Simplifying Mixology

Austin-based company Sourced Craft Cocktails aims to make the cocktail culture more accessible.

Tim Angelillo was exasperated. After spending hundreds of dollars and countless hours on arranging a do-it-yourself Margarita bar for his 2015 Super Bowl Sunday viewing party, only two Margaritas were actually made—both by him. “I had the complete set-up: limes, special salt, quality Tequila, even special glassware,” Angelillo says. “But I was the only one making drinks, and I watched as friends and family opted for inexpensive imported beer instead of approaching the bar. The mixology wasn’t accessible, and they were too afraid their drinks would come out wrong.”

Angelillo decided that something in cocktail culture had to change. Six months later, his Austin, Texas-based cocktail catering company Sourced Craft Cocktails was launched.

Sourced Craft Cocktails provides bartenders and cocktails for events ranging from small, private parties that host anywhere from 10-50 people to major music festivals that welcome tens of thousands of attendees. No matter the scale, the company’s core mission remains the same. “Our business is predicated on creating something memorable,” he says. “People want education and convenience, and they want it to be fun. That’s what we bring to the table.” All the company’s catered events include a trained mixologist whose primary role—aside from making the cocktails—is to teach guests about “The Trilogy”: The balance of acidity, sweetness, and alcohol in any given drink. “Part of what we do is source mixology knowledge,” Angelillo says. “We want our mixologists to take the mystery out of their craft, and actively teach our clients about it.”

While Sourced puts forth a number of traditional bar packages—including Old Fashioned, French 75, and Bloody Mary variants, with prices starting at around $25 a head for two cocktails—the company also relies on a network of around 300 mixologists to crowdsource custom cocktail menus for special events like birthdays and weddings. “We have very specific guidelines based on our clients’ needs that we send out to our bartender community,” Angelillo notes. “If a customer wants vodka-based cocktails, we’ll choose a menu that makes vodka interesting and educational.”

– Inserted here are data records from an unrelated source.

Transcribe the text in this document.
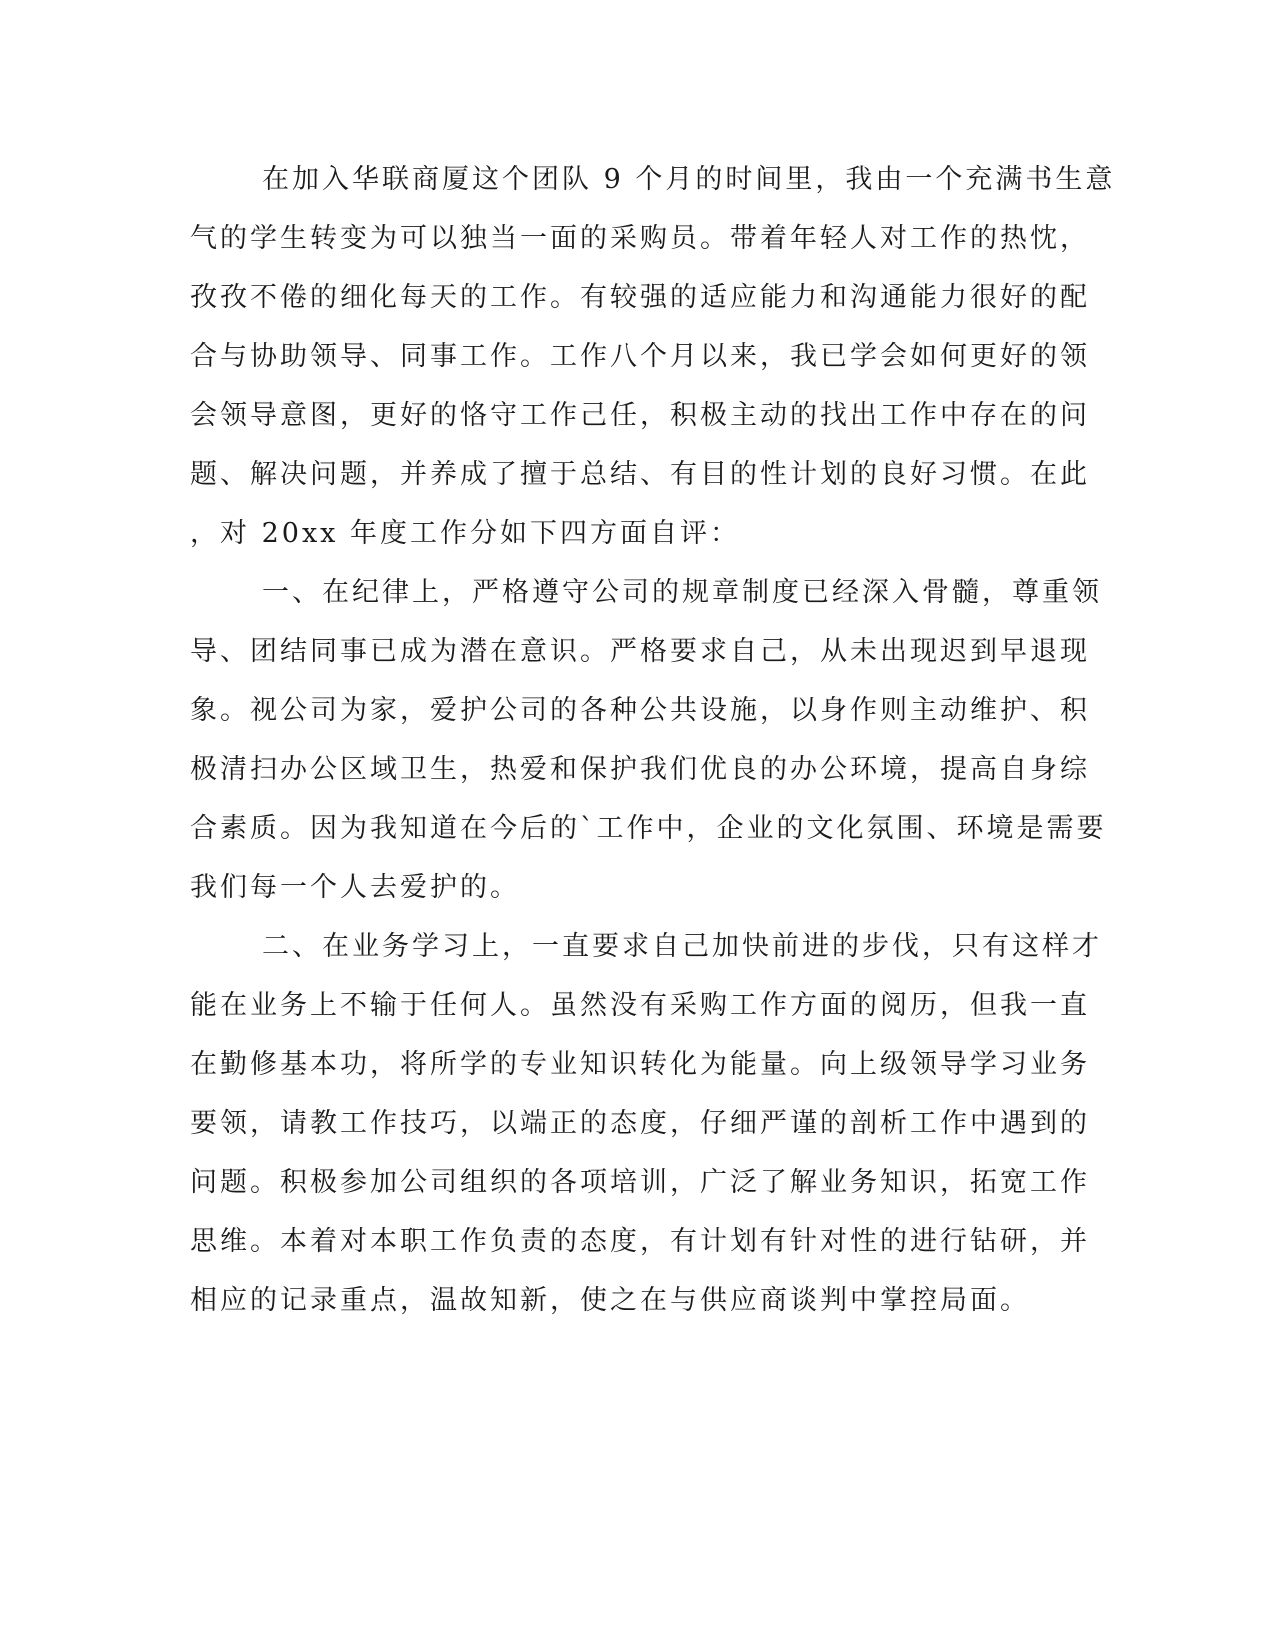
在加入华联商厦这个团队 9 个月的时间里，我由一个充满书生意
气的学生转变为可以独当一面的采购员。带着年轻人对工作的热忱，
孜孜不倦的细化每天的工作。有较强的适应能力和沟通能力很好的配
合与协助领导、同事工作。工作八个月以来，我已学会如何更好的领
会领导意图，更好的恪守工作己任，积极主动的找出工作中存在的问
题、解决问题，并养成了擅于总结、有目的性计划的良好习惯。在此
，对 20xx 年度工作分如下四方面自评：
一、在纪律上，严格遵守公司的规章制度已经深入骨髓，尊重领
导、团结同事已成为潜在意识。严格要求自己，从未出现迟到早退现
象。视公司为家，爱护公司的各种公共设施，以身作则主动维护、积
极清扫办公区域卫生，热爱和保护我们优良的办公环境，提高自身综
合素质。因为我知道在今后的`工作中，企业的文化氛围、环境是需要
我们每一个人去爱护的。
二、在业务学习上，一直要求自己加快前进的步伐，只有这样才
能在业务上不输于任何人。虽然没有采购工作方面的阅历，但我一直
在勤修基本功，将所学的专业知识转化为能量。向上级领导学习业务
要领，请教工作技巧，以端正的态度，仔细严谨的剖析工作中遇到的
问题。积极参加公司组织的各项培训，广泛了解业务知识，拓宽工作
思维。本着对本职工作负责的态度，有计划有针对性的进行钻研，并
相应的记录重点，温故知新，使之在与供应商谈判中掌控局面。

Sourced offers a wide variety of cocktail bar set-ups.
Sourced offers a wide variety of cocktail bar set-ups.

Sourced Craft Cocktails procures all the specialty ingredients, ice, glassware, and bar tools needed for its events through an in-house team; alcohol, meanwhile, comes from local, off-premise retailers with whom the company has developed close partnerships. Only certain brands make the cut. “We look for three things,” says Angelillo. “The first is good juice—if the quality of the spirit isn’t high, it’s not the right one for us. We also want interesting brand stories, which help us educate our consumers, and we want to support great people, like the minds behind Tito’s vodka and Leopold Brothers out in Denver.” Prominent brands featured within the Sourced bar programs include Bulleit Bourbon, Glenddich Scotch Whisky, and Hendricks Gin.

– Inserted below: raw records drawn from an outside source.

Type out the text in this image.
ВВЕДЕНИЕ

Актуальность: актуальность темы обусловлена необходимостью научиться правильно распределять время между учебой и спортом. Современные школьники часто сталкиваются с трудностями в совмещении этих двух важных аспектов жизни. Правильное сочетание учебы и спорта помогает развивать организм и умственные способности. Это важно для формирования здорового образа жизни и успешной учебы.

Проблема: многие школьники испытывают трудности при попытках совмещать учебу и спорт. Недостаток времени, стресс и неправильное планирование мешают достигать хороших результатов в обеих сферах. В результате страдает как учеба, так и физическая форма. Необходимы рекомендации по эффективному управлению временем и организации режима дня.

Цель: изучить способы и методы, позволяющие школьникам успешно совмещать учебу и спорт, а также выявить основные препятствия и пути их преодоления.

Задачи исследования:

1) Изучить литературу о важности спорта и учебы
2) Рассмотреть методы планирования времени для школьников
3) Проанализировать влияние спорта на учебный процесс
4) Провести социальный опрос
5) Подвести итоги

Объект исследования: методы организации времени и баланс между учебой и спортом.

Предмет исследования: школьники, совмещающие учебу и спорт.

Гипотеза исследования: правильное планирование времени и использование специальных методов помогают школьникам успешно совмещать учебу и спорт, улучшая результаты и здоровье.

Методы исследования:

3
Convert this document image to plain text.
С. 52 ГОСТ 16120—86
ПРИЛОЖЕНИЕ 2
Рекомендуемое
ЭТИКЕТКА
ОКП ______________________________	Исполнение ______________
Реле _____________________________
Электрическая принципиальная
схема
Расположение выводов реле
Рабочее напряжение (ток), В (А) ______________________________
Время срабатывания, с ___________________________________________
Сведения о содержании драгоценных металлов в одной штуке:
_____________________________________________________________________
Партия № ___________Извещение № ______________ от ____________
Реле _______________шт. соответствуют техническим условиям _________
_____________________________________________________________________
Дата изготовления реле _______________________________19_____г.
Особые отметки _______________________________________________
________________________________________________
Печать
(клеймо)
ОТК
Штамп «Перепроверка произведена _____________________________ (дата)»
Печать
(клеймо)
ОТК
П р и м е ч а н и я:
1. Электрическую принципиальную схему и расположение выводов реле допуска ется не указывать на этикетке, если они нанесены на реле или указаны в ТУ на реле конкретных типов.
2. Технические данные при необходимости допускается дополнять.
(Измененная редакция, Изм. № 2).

While many cocktail catering venues are focused exclusively on their local communities, Sourced has taken a more wide-ranging approach, expanding its services to markets including Dallas, Los Angeles, Denver, and, come August 1, San Francisco. “After establishing our business model in two major Texas cities, we became confident in our value proposition,” Angelillo says. “We’ve learned how to make sure the business continues to grow and thrive, and so expansion into different states seemed like a natural decision.” And as Sourced has expanded, its revenues have grown accordingly. While the company brought in around $500,000 in 2016, that amount jumped to $2 million last year—a meteoric rise of 400%.

To maintain growth, Angelillo plans to add innovative product launches like the upcoming barrel-aged cocktail program, which features ready-to-drink cocktails packaged in portable wooden barrels. “We completed over a year and half of research and development before releasing the barrel-aged program,” Angelillo notes. “Now, all our customers will have to do is turn a nozzle and have a world class cocktail at their fingertips.” While the product will initially be exclusive to the San Francisco market, it will eventually become available across the company’s entire network.

Angelillo is ready for an evolution in cocktail culture, and hopes Sourced can play a role in making mixology more accessible to consumers. “The preciousness of the cocktail movement is what’s wrong with today’s bar scene,” he says. “At Sourced, we want to make cocktails more approachable. That’s why we bring the necessary ingredients and knowledge all the way from your phone to your door.”